I'm trying to learn a model with hmmlearn in order to make a classification on my dataset. The dataset have a list of sequences having different length. Each sequence consists of event emission. For example:

ID1: ['1', '10', '8', '15']
ID2: ['1', '10', '8', '15', '156', '459', '256']

This is the code I'm using. I found a similar example here.

    sequence_map = __load_df(file)

    x = []
    lengths = []

    for values in sequence_map.values():
        x.append(values)
        lengths.append(len(values))

    x = np.concatenate(x)

    model = hmm.GaussianHMM(n_components=2, algorithm='map', n_iter=1000, covariance_type="full").fit(x, lengths=lengths)
    predictions = model.predict(x, lengths)

I'm interested in classifying the event in two categories, so I choose n_components=2.
How I could now retrieve the class for each sequence in my dataset?

Solution

The function predict predicts the most likely sequence of states given the input. This is not what you want with respect to your problem that is about classifying among two classes.

What you need might be the method predict_proba (see the documentation here) which will give you a probability by state.

However, keep in mind that you cannot know for sure how the HMM learned to distinguish between the two classes.

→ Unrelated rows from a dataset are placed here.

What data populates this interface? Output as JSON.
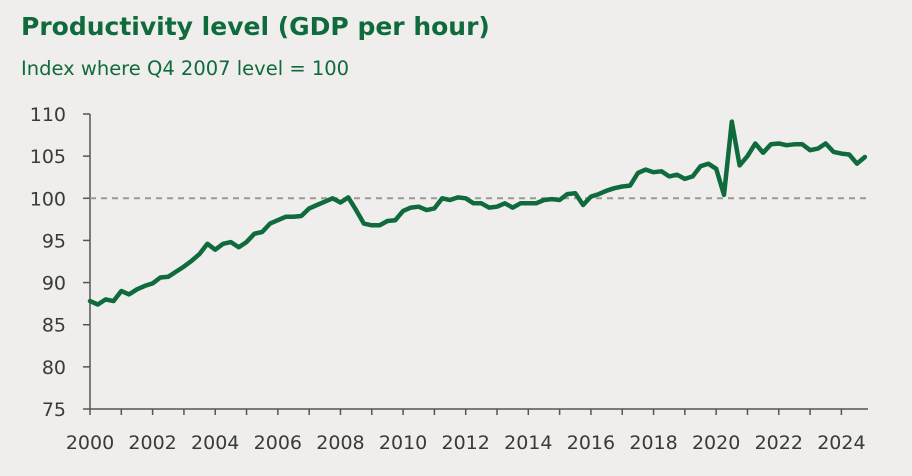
{
  "chart_data": {
    "type": "line",
    "title": "Productivity level (GDP per hour)",
    "subtitle": "Index where Q4 2007 level = 100",
    "xlabel": "",
    "ylabel": "",
    "xlim": [
      2000,
      2024.85
    ],
    "ylim": [
      75,
      110
    ],
    "x_ticks": [
      2000,
      2002,
      2004,
      2006,
      2008,
      2010,
      2012,
      2014,
      2016,
      2018,
      2020,
      2022,
      2024
    ],
    "x_tick_labels": [
      "2000",
      "2002",
      "2004",
      "2006",
      "2008",
      "2010",
      "2012",
      "2014",
      "2016",
      "2018",
      "2020",
      "2022",
      "2024"
    ],
    "y_ticks": [
      75,
      80,
      85,
      90,
      95,
      100,
      105,
      110
    ],
    "y_tick_labels": [
      "75",
      "80",
      "85",
      "90",
      "95",
      "100",
      "105",
      "110"
    ],
    "reference_line": 100,
    "grid": false,
    "colors": {
      "line": "#0f6a3c",
      "reference_line": "#9a9a9a",
      "axis": "#555555",
      "title": "#0f6a3c",
      "background": "#efeeec"
    },
    "series": [
      {
        "x": [
          2000.0,
          2000.25,
          2000.5,
          2000.75,
          2001.0,
          2001.25,
          2001.5,
          2001.75,
          2002.0,
          2002.25,
          2002.5,
          2002.75,
          2003.0,
          2003.25,
          2003.5,
          2003.75,
          2004.0,
          2004.25,
          2004.5,
          2004.75,
          2005.0,
          2005.25,
          2005.5,
          2005.75,
          2006.0,
          2006.25,
          2006.5,
          2006.75,
          2007.0,
          2007.25,
          2007.5,
          2007.75,
          2008.0,
          2008.25,
          2008.5,
          2008.75,
          2009.0,
          2009.25,
          2009.5,
          2009.75,
          2010.0,
          2010.25,
          2010.5,
          2010.75,
          2011.0,
          2011.25,
          2011.5,
          2011.75,
          2012.0,
          2012.25,
          2012.5,
          2012.75,
          2013.0,
          2013.25,
          2013.5,
          2013.75,
          2014.0,
          2014.25,
          2014.5,
          2014.75,
          2015.0,
          2015.25,
          2015.5,
          2015.75,
          2016.0,
          2016.25,
          2016.5,
          2016.75,
          2017.0,
          2017.25,
          2017.5,
          2017.75,
          2018.0,
          2018.25,
          2018.5,
          2018.75,
          2019.0,
          2019.25,
          2019.5,
          2019.75,
          2020.0,
          2020.25,
          2020.5,
          2020.75,
          2021.0,
          2021.25,
          2021.5,
          2021.75,
          2022.0,
          2022.25,
          2022.5,
          2022.75,
          2023.0,
          2023.25,
          2023.5,
          2023.75,
          2024.0,
          2024.25,
          2024.5,
          2024.75
        ],
        "values": [
          87.8,
          87.4,
          88.0,
          87.8,
          89.0,
          88.6,
          89.2,
          89.6,
          89.9,
          90.6,
          90.7,
          91.3,
          91.9,
          92.6,
          93.4,
          94.6,
          93.9,
          94.6,
          94.8,
          94.2,
          94.8,
          95.8,
          96.0,
          97.0,
          97.4,
          97.8,
          97.8,
          97.9,
          98.8,
          99.2,
          99.6,
          100.0,
          99.5,
          100.1,
          98.6,
          97.0,
          96.8,
          96.8,
          97.3,
          97.4,
          98.5,
          98.9,
          99.0,
          98.6,
          98.8,
          100.0,
          99.8,
          100.1,
          100.0,
          99.4,
          99.4,
          98.9,
          99.0,
          99.4,
          98.9,
          99.4,
          99.4,
          99.4,
          99.8,
          99.9,
          99.8,
          100.5,
          100.6,
          99.2,
          100.2,
          100.5,
          100.9,
          101.2,
          101.4,
          101.5,
          103.0,
          103.4,
          103.1,
          103.2,
          102.6,
          102.8,
          102.3,
          102.6,
          103.8,
          104.1,
          103.5,
          100.4,
          109.1,
          103.9,
          105.0,
          106.5,
          105.4,
          106.4,
          106.5,
          106.3,
          106.4,
          106.4,
          105.7,
          105.9,
          106.5,
          105.5,
          105.3,
          105.2,
          104.1,
          104.9
        ]
      }
    ]
  }
}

Which means that, except if you somewhat estimated/initialized the first Gaussian parameters from the training samples belonging to class 1 and the other Gaussian from the samples belonging to class 2, you cannot know whether the HMM has associated each one of its states to a class. The two classes could also have been learned in the way that it is the sequence used between the states that makes them different. Like, class 1 gives a state pattern of S1-S2-S1-S2-S1-S2... and class 2 gives a pattern of S1-S1-S2-S2-S1-S1-... Let's remember that HMMs are good for time series. Ask yourself: if a single Gaussian distribution could fully represent one class, then why using hidden Markov models?

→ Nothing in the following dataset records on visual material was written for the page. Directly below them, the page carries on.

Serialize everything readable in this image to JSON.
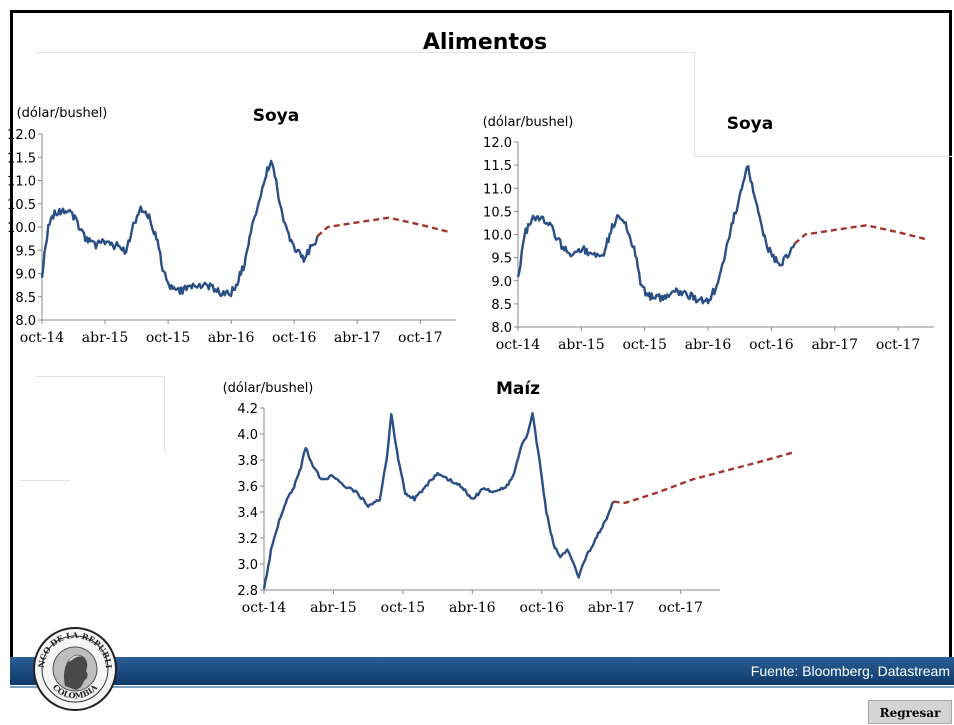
{
  "page": {
    "title": "Alimentos"
  },
  "footer": {
    "source": "Fuente: Bloomberg, Datastream",
    "back_label": "Regresar"
  },
  "logo": {
    "top_text": "BANCO DE LA REPUBLICA",
    "bottom_text": "COLOMBIA"
  },
  "colors": {
    "history": "#2a4f86",
    "forecast": "#a3342f",
    "footer": "#1d4e86"
  },
  "chart_data": [
    {
      "type": "line",
      "title": "Soya",
      "ylabel": "(dólar/bushel)",
      "ylim": [
        8.0,
        12.0
      ],
      "yticks": [
        "8.0",
        "8.5",
        "9.0",
        "9.5",
        "10.0",
        "10.5",
        "11.0",
        "11.5",
        "12.0"
      ],
      "xticks": [
        "oct-14",
        "abr-15",
        "oct-15",
        "abr-16",
        "oct-16",
        "abr-17",
        "oct-17"
      ],
      "grid": false,
      "series": [
        {
          "style": "solid",
          "points": [
            [
              0,
              9.0
            ],
            [
              0.3,
              10.0
            ],
            [
              0.6,
              10.3
            ],
            [
              1.0,
              10.35
            ],
            [
              1.5,
              10.25
            ],
            [
              2.0,
              9.8
            ],
            [
              2.5,
              9.6
            ],
            [
              3.0,
              9.7
            ],
            [
              3.5,
              9.6
            ],
            [
              4.0,
              9.5
            ],
            [
              4.4,
              10.1
            ],
            [
              4.7,
              10.4
            ],
            [
              5.1,
              10.2
            ],
            [
              5.5,
              9.7
            ],
            [
              5.8,
              9.0
            ],
            [
              6.1,
              8.7
            ],
            [
              6.5,
              8.6
            ],
            [
              7.0,
              8.7
            ],
            [
              7.5,
              8.75
            ],
            [
              8.0,
              8.7
            ],
            [
              8.5,
              8.6
            ],
            [
              9.0,
              8.6
            ],
            [
              9.3,
              8.8
            ],
            [
              9.7,
              9.3
            ],
            [
              10.0,
              10.0
            ],
            [
              10.3,
              10.5
            ],
            [
              10.6,
              11.0
            ],
            [
              10.9,
              11.5
            ],
            [
              11.2,
              10.8
            ],
            [
              11.5,
              10.2
            ],
            [
              11.8,
              9.7
            ],
            [
              12.1,
              9.5
            ],
            [
              12.4,
              9.3
            ],
            [
              12.7,
              9.5
            ],
            [
              13.0,
              9.7
            ],
            [
              13.1,
              9.8
            ]
          ]
        },
        {
          "style": "dashed",
          "points": [
            [
              13.1,
              9.8
            ],
            [
              13.6,
              10.0
            ],
            [
              15.0,
              10.1
            ],
            [
              16.5,
              10.2
            ],
            [
              18.0,
              10.05
            ],
            [
              19.3,
              9.9
            ]
          ]
        }
      ]
    },
    {
      "type": "line",
      "title": "Soya",
      "ylabel": "(dólar/bushel)",
      "ylim": [
        8.0,
        12.0
      ],
      "yticks": [
        "8.0",
        "8.5",
        "9.0",
        "9.5",
        "10.0",
        "10.5",
        "11.0",
        "11.5",
        "12.0"
      ],
      "xticks": [
        "oct-14",
        "abr-15",
        "oct-15",
        "abr-16",
        "oct-16",
        "abr-17",
        "oct-17"
      ],
      "grid": false,
      "series": [
        {
          "style": "solid",
          "points": [
            [
              0,
              9.0
            ],
            [
              0.3,
              10.0
            ],
            [
              0.6,
              10.3
            ],
            [
              1.0,
              10.35
            ],
            [
              1.5,
              10.25
            ],
            [
              2.0,
              9.8
            ],
            [
              2.5,
              9.6
            ],
            [
              3.0,
              9.7
            ],
            [
              3.5,
              9.6
            ],
            [
              4.0,
              9.5
            ],
            [
              4.4,
              10.1
            ],
            [
              4.7,
              10.4
            ],
            [
              5.1,
              10.2
            ],
            [
              5.5,
              9.7
            ],
            [
              5.8,
              9.0
            ],
            [
              6.1,
              8.7
            ],
            [
              6.5,
              8.6
            ],
            [
              7.0,
              8.7
            ],
            [
              7.5,
              8.75
            ],
            [
              8.0,
              8.7
            ],
            [
              8.5,
              8.6
            ],
            [
              9.0,
              8.6
            ],
            [
              9.3,
              8.8
            ],
            [
              9.7,
              9.3
            ],
            [
              10.0,
              10.0
            ],
            [
              10.3,
              10.5
            ],
            [
              10.6,
              11.0
            ],
            [
              10.9,
              11.5
            ],
            [
              11.2,
              10.8
            ],
            [
              11.5,
              10.2
            ],
            [
              11.8,
              9.7
            ],
            [
              12.1,
              9.5
            ],
            [
              12.4,
              9.3
            ],
            [
              12.7,
              9.5
            ],
            [
              13.0,
              9.7
            ],
            [
              13.1,
              9.8
            ]
          ]
        },
        {
          "style": "dashed",
          "points": [
            [
              13.1,
              9.8
            ],
            [
              13.6,
              10.0
            ],
            [
              15.0,
              10.1
            ],
            [
              16.5,
              10.2
            ],
            [
              18.0,
              10.05
            ],
            [
              19.3,
              9.9
            ]
          ]
        }
      ]
    },
    {
      "type": "line",
      "title": "Maíz",
      "ylabel": "(dólar/bushel)",
      "ylim": [
        2.8,
        4.2
      ],
      "yticks": [
        "2.8",
        "3.0",
        "3.2",
        "3.4",
        "3.6",
        "3.8",
        "4.0",
        "4.2"
      ],
      "xticks": [
        "oct-14",
        "abr-15",
        "oct-15",
        "abr-16",
        "oct-16",
        "abr-17",
        "oct-17"
      ],
      "grid": false,
      "series": [
        {
          "style": "solid",
          "points": [
            [
              0,
              2.8
            ],
            [
              0.3,
              3.1
            ],
            [
              0.6,
              3.3
            ],
            [
              1.0,
              3.5
            ],
            [
              1.3,
              3.6
            ],
            [
              1.6,
              3.75
            ],
            [
              1.8,
              3.9
            ],
            [
              2.1,
              3.75
            ],
            [
              2.5,
              3.65
            ],
            [
              3.0,
              3.68
            ],
            [
              3.5,
              3.6
            ],
            [
              4.0,
              3.55
            ],
            [
              4.5,
              3.45
            ],
            [
              5.0,
              3.5
            ],
            [
              5.3,
              3.8
            ],
            [
              5.5,
              4.15
            ],
            [
              5.8,
              3.8
            ],
            [
              6.1,
              3.55
            ],
            [
              6.5,
              3.5
            ],
            [
              7.0,
              3.6
            ],
            [
              7.5,
              3.7
            ],
            [
              8.0,
              3.65
            ],
            [
              8.5,
              3.6
            ],
            [
              9.0,
              3.5
            ],
            [
              9.5,
              3.58
            ],
            [
              10.0,
              3.55
            ],
            [
              10.5,
              3.6
            ],
            [
              10.8,
              3.7
            ],
            [
              11.1,
              3.9
            ],
            [
              11.4,
              4.0
            ],
            [
              11.6,
              4.15
            ],
            [
              11.9,
              3.8
            ],
            [
              12.2,
              3.4
            ],
            [
              12.5,
              3.15
            ],
            [
              12.8,
              3.05
            ],
            [
              13.1,
              3.1
            ],
            [
              13.4,
              3.0
            ],
            [
              13.6,
              2.9
            ],
            [
              13.9,
              3.05
            ],
            [
              14.2,
              3.15
            ],
            [
              14.5,
              3.25
            ],
            [
              14.8,
              3.35
            ],
            [
              15.1,
              3.48
            ]
          ]
        },
        {
          "style": "dashed",
          "points": [
            [
              15.1,
              3.48
            ],
            [
              15.6,
              3.47
            ],
            [
              17.0,
              3.55
            ],
            [
              18.5,
              3.65
            ],
            [
              20.0,
              3.72
            ],
            [
              21.5,
              3.79
            ],
            [
              22.9,
              3.86
            ]
          ]
        }
      ]
    }
  ]
}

For (binary) classification, a more reliable approach is to train two HMMs, one from samples of the first class, and the other from the samples of the second class. Once trained, each test sequence is scored with respect to both models with the method score (see the documentation here). This will return the log-likelihood of the sequence you pass as an input with respect to the model you call it on. The test sample is then classified in the class of the model returning the highest likelihood result.

What is interesting with such approach is that in the case both models give a low likelihood result, you can also tag a test sequence as being part of neither of the two classes of interest. This also generalizes well up to a few dozen classes.